Logo após o fim da partida, o tempo fechou no Mineirão, com os jogadores argentinos partindo para cima de Matheus Pereira, que foi blindado por seguranças e companheiros de equipe.

Era de se esperar um duelo bastante físico, como é de costume nos encontros entre brasileiros e argentinos. O Boca veio com a proposta de travar o jogo do Cruzeiro e, de certa forma, conseguiu. Congestionando a entrada da área, dificultou ao máximo qualquer infiltração mineira, que, mesmo com mais posse de bola, não conseguia conectar o ataque e criar situações de gols.

Tanto que a única bola que levantou suspiros da arquibancada foi uma falta bem batida de Arroyo, para fora. Outro fator que amarrou o jogo foi a arbitragem. Contestada pelos dois lados, distribuiu cartões, picotou o jogo e tirou a paciência dos jogadores. Nos acréscimos, Barreiro levou dois amarelos em sequência, deixando um alento para os cruzeirenses na segunda etapa.

Entretanto, na volta do intervalo, o panorama se manteve. O Cruzeiro não imprimia velocidade e fazia o jogo que o Boca queria. Recuando bastante a bola para os defensores, não tinha criatividade para furar ainda mais a retranca argentina. A alternativa seguia sendo a bola parada e chegou a levar perigo em cabeçadas de Fabrício Bruno, tirando tinta da trave, e outra sendo bloqueada por Figal.

Vendo a linha de cinco argentina, Artur Jorge povoou a área e colocou três atacantes. Explorando a velocidade de Kaio Jorge, criou a primeira grande chance da partida, obrigando boa defesa de Brey. Seguindo na tática de atacar pelos lados, Kaio Jorge repetiu a dose e, desta vez, cruzou em vez de finalizar. O passe encontrou Villarreal, que empurrou para o gol vazio, aos 37 minutos, para explodir o Mineirão.

Após o gol, foi a vez do Cruzeiro fazer jus à catimba. Provocou os argentinos para ganhar tempo. Controlando a posse da bola, apenas administrou o resultado até o apito final.

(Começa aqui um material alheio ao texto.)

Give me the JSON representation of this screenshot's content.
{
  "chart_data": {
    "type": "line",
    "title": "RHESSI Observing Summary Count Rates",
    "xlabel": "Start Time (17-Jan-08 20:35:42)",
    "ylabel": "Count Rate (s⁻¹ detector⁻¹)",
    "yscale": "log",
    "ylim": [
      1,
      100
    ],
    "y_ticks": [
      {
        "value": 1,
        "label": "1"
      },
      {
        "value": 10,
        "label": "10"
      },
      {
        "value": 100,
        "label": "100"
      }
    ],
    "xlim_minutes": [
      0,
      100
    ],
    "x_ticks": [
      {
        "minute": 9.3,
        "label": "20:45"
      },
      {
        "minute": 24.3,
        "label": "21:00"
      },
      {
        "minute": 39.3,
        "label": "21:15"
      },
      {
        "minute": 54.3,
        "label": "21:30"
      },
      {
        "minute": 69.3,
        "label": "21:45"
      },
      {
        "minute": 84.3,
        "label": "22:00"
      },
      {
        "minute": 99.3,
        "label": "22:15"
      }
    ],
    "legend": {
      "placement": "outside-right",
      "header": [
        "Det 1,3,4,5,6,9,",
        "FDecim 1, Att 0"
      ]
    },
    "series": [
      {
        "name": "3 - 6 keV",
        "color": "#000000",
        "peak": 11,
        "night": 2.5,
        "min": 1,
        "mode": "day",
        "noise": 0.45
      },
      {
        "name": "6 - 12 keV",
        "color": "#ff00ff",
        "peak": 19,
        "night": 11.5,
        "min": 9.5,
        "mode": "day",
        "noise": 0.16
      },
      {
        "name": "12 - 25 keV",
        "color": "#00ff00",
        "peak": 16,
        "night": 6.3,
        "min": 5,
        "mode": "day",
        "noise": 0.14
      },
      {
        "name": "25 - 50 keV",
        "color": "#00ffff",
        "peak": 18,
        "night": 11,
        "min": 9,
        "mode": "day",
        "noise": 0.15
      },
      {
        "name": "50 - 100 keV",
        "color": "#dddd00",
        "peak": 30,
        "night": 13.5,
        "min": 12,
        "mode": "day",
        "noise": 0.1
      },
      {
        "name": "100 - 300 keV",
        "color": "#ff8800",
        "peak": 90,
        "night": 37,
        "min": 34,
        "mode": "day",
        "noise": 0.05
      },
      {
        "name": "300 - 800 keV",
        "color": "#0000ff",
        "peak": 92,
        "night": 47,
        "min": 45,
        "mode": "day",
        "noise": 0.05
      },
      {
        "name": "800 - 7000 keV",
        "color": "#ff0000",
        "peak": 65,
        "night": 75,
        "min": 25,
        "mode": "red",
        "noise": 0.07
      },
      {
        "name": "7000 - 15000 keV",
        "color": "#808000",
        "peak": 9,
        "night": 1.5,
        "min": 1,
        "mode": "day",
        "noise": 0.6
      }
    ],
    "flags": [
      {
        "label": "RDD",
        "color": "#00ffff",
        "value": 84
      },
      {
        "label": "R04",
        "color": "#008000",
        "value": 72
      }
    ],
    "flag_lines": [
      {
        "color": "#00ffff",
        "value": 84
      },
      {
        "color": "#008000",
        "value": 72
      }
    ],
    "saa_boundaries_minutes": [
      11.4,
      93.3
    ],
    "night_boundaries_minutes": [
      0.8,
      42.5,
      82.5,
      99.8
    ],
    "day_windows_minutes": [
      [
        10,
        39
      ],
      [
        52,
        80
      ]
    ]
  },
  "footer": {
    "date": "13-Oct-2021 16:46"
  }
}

CRUZEIRO 1 X 0 BOCA JUNIORS

  • CRUZEIRO - Otávio; Fagner (Kauã Moraes), Fabrício Bruno, Jonathan Jesus e Kaiki Bruno; Lucas Romero (Bruno Rodrigues), Gerson, Christian e Matheus Pereira; Arroyo (Villareal) e Kaio Jorge (Matheus Henrique). Técnico: Artur Jorge.
  • BOCA JUNIORS - Brey; Weigandt, Di Lollo, Ayrton Costa e Blanco; Paredes, Ascacíbar, Delgado e Aranda (Figal); Merentiel (Zeballos) e Bareiro. Técnico: Claudio Ubeda.
  • GOL - Villarreal, aos 37 minutos do segundo tempo.
  • ÁRBITRO - Esteban Ostojich (URU).
  • CARTÕES AMARELOS - Fagner, Kaio Jorge, Gerson, Blanco, Ayrton Costa e Paredes.
  • CARTÃO VERMELHO - Bareiro.
  • RENDA - R$ 4.666.867,50.
  • PÚBLICO - 59.126 torcedores.
  • LOCAL - Mineirão, em Belo Horizonte.